Set at the height of Europe’s 13th Century outbreak of the bubonic plague — that’s our favorite all-time plague! — Black Death revolves around a young monk named Osmund who is suffering from that old existential crisis: Should he love God, or should he love a woman? (Wait, that was a tough choice? No wonder they called it the Dark Ages.)
When a mercenary named Ulric (played by Game of Thrones badass Sean Bean) shows up at the monastery on a quest to discover a village that has been spared from the plague, Osmund eagerly signs up, believing it’s a sign from God that he should go and seek out the woman he loves. But more importantly, Ulric and his mercenary buddies are super good at dispatching foes, leading to the kind of gritty violence — decapitations, limb-chopping, drawing and quartering, etc. — that’s too often edited out for a PG-13 rating.

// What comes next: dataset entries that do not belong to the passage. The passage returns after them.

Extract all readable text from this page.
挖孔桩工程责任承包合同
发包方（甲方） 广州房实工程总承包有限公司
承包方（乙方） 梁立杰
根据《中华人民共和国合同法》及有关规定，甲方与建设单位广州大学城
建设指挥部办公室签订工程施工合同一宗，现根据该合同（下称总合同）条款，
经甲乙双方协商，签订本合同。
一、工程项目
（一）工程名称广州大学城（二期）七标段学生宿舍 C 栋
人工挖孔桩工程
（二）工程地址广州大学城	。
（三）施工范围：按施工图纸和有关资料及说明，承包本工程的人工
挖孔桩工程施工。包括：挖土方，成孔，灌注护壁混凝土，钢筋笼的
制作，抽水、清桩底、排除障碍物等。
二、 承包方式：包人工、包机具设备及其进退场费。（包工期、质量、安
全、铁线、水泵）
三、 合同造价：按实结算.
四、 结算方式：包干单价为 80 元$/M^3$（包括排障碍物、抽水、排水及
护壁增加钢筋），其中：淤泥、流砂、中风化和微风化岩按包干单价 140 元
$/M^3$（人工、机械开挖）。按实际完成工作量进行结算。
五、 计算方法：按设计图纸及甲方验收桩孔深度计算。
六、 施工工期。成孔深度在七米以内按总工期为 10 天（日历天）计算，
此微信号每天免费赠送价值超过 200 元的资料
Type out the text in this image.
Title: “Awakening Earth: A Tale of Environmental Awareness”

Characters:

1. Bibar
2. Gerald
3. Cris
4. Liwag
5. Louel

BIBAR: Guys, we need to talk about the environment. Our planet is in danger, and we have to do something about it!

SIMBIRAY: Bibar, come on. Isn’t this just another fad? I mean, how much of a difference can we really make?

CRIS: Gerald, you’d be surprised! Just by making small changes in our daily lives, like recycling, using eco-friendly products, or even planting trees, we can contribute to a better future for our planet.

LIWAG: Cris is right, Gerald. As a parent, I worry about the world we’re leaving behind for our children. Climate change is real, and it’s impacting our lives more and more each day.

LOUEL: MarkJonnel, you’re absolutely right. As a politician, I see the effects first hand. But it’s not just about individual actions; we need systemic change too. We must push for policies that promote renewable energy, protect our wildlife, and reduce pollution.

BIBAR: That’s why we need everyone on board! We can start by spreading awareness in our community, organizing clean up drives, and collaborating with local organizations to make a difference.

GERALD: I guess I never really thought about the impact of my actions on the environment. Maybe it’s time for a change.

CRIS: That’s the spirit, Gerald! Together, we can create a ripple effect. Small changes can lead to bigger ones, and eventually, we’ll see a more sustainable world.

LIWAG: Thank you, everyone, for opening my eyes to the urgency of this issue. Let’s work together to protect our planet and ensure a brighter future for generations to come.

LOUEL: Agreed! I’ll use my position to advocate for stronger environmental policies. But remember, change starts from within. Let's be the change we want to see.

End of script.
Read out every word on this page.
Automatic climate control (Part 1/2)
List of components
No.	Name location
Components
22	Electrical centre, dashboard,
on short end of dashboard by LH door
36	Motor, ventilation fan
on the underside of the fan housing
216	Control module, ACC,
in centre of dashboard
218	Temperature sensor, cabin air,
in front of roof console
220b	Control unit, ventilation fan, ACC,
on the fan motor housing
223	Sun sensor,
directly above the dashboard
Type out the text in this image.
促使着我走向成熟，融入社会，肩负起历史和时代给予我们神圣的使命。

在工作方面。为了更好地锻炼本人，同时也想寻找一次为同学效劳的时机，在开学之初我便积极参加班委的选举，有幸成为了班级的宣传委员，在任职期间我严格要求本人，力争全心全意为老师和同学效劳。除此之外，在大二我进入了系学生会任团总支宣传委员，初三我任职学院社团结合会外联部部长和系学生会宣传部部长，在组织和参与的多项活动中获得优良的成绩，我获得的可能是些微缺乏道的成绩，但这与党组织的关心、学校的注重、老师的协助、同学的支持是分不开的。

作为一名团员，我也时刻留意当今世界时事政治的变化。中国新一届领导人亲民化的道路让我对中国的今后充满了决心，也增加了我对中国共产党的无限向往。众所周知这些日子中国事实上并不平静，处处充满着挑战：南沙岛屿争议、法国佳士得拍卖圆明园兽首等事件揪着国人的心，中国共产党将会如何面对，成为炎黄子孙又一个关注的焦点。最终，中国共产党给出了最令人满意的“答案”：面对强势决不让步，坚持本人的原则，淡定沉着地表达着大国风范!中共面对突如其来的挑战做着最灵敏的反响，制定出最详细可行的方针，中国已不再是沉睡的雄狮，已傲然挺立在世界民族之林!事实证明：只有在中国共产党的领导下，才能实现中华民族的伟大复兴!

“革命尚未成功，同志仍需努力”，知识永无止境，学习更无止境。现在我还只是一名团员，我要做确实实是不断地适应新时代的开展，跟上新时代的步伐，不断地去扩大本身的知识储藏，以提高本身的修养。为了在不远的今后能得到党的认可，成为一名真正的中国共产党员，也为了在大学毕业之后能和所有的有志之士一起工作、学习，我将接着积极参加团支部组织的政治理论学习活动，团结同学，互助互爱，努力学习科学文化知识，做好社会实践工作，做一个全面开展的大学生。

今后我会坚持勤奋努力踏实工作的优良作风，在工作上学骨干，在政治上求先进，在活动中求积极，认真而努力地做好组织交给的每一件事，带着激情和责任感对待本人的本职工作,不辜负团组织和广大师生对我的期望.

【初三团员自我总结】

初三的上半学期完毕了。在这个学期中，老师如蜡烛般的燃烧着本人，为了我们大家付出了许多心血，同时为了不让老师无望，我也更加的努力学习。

When the mercenaries find the town, things do not appear right. It’s unsettling in a way that brings to mind The Wicker Man (the good one, not the Nicolas Cage one). Like that film, you’re given the distinct impression that the people of the town are under some sort of evil spell given their creepy nature and slavish devotion to the village leader.
That’s the bad news. The good news is that the head honcho just happens to be a fetching priestess (Carice van Houten), whose placid exterior belies something lurking beneath the surface. But whatever it is seems to make everyone immune to the plague, so no problem, right? Wrong.
While the pagan vs. Christian element of the story could have easily bogged it down, things are handled in a manner that isn’t preachy, leaving you unsure who you should side with. Director Christopher Smith has made three interesting horror-ish films prior to this (Creep, Severance, and Triangle) and it shows. Black Death is an unsettling piece of work that mixes magic, religion, and other genre elements into a film that won’t make you feel like a teenager skipping around with a broom and thunder-bolt magic-marker tattoo on your stupid forehead.